I got a message to call him, which spooked me out because I never spoke to him before. When I called, he said that he appreciated my asking these questions. Many people take mantra initiation without considering the Guru-disciple relationship. They just take the mantra and run.

And then he said something that has impacted to this day. He said, “The mind has no light of its own. It’s just a reflected light, like the moon. Though the moon may seem like the brightest body in the night sky, it actually has no light. The mind is the same way; it has a reflected light, received from another Source. There are certain key decisions in one’s life that should not be make through the reflection (the mind), but from the Source (the Atman). Mantra initiation and determining your Satguru is one of them.”

Namaste: That’s beautiful.

>Swami Asokananda: He said “When the Inner Sun guides you, you won’t have any doubt. That’ll be the sign. You’ll know what to do.” About a half a year passed, and I got the clear message he was talking about. It was like he said, I knew without a doubt that he was my Guru. But I had to wait about another half a year for the initiation to take place. It was about a year from that phone call, and I was really hungry for it.

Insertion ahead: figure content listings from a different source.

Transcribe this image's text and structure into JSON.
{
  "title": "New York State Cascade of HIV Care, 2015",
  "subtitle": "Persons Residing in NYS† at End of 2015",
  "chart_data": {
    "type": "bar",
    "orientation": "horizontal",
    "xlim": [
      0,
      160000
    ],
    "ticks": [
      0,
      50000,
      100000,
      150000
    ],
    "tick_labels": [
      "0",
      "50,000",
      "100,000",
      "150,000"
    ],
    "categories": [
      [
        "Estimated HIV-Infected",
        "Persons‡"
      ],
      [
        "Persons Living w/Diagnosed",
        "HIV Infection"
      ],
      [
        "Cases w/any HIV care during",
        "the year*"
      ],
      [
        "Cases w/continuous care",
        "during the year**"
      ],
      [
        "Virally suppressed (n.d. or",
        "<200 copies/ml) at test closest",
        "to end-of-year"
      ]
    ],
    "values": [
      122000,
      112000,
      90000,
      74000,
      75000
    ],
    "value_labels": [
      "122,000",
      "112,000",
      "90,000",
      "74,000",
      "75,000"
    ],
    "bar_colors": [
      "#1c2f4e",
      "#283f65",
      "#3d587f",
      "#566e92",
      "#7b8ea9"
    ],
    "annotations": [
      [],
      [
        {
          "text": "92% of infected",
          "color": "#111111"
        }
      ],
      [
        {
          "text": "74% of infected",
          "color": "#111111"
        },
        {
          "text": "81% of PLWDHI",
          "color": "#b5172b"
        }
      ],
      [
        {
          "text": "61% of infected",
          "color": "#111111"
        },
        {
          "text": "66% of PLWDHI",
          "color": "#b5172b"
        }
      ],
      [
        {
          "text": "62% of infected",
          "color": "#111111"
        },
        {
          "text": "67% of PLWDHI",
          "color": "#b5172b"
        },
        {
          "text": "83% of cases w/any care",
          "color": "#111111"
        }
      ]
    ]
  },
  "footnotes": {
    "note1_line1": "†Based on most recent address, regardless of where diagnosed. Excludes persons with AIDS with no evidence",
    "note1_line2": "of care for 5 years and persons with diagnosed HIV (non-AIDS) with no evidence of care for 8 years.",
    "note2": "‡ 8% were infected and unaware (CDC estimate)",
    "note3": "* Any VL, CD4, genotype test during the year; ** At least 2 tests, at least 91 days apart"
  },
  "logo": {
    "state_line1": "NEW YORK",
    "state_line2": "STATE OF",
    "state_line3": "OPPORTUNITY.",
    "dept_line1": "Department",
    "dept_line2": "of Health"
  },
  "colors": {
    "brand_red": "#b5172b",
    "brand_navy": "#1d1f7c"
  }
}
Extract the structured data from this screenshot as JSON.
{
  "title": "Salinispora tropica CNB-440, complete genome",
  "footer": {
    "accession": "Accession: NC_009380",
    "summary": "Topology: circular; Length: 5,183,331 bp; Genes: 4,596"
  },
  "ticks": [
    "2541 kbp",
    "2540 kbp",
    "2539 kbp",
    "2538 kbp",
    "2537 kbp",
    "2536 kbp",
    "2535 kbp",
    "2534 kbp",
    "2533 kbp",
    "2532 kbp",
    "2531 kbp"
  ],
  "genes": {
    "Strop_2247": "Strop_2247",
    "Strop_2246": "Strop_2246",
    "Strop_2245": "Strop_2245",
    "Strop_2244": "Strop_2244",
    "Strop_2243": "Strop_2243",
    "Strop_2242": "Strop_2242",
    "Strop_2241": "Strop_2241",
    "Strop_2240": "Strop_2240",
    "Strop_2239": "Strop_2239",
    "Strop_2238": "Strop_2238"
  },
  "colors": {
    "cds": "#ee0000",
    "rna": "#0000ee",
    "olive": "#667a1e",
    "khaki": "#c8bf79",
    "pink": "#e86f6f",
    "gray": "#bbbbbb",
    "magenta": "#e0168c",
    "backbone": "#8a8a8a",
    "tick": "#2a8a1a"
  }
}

But during that year, I developed a very intimate connection with the mantra “Hari Om.” I was concerned if I could really let go of “Hari Om,” which had been serving me so well. But when Gurudev gave me the mantra—he touched me on the head as he gave the mantra—I literally “saw” Hari Om merging with my new mantra. Hari Om was letting me know that all that I had invested in it was going to be transferred to my “new account.”

Namaste: Wow, it sounds like everything happened in a flow, all the things that needed to happen in your life, and the expediencies—and one thing led to the other.

Swami Asokananda

Swami Asokananda leads a teacher training at Yogaville in 2016.

Swami Asokananda: My experience has been like that. When I was young on the path, Gurudev was always there, guiding me and bringing me what I needed. As I matured, he pulled back and expected me to figure things out more. He was no longer going to just put things in my lap. The way he related to me was more like: “Okay, I more directly supported you in your younger years. Now you have to make conscious choices about what you really want with your life. I’m still here—I’ve got your back—but it is time for you to take the reins more.

Namaste: Sounds like a really good father.

Swami Asokananda: When you mature, what is it they say? “With great power comes great responsibility.” As we unfold as yogis, we have more responsibility to make the right choices, and to be clear: Am I going to lead an egoistic life or lead a life that’s not all about “me”?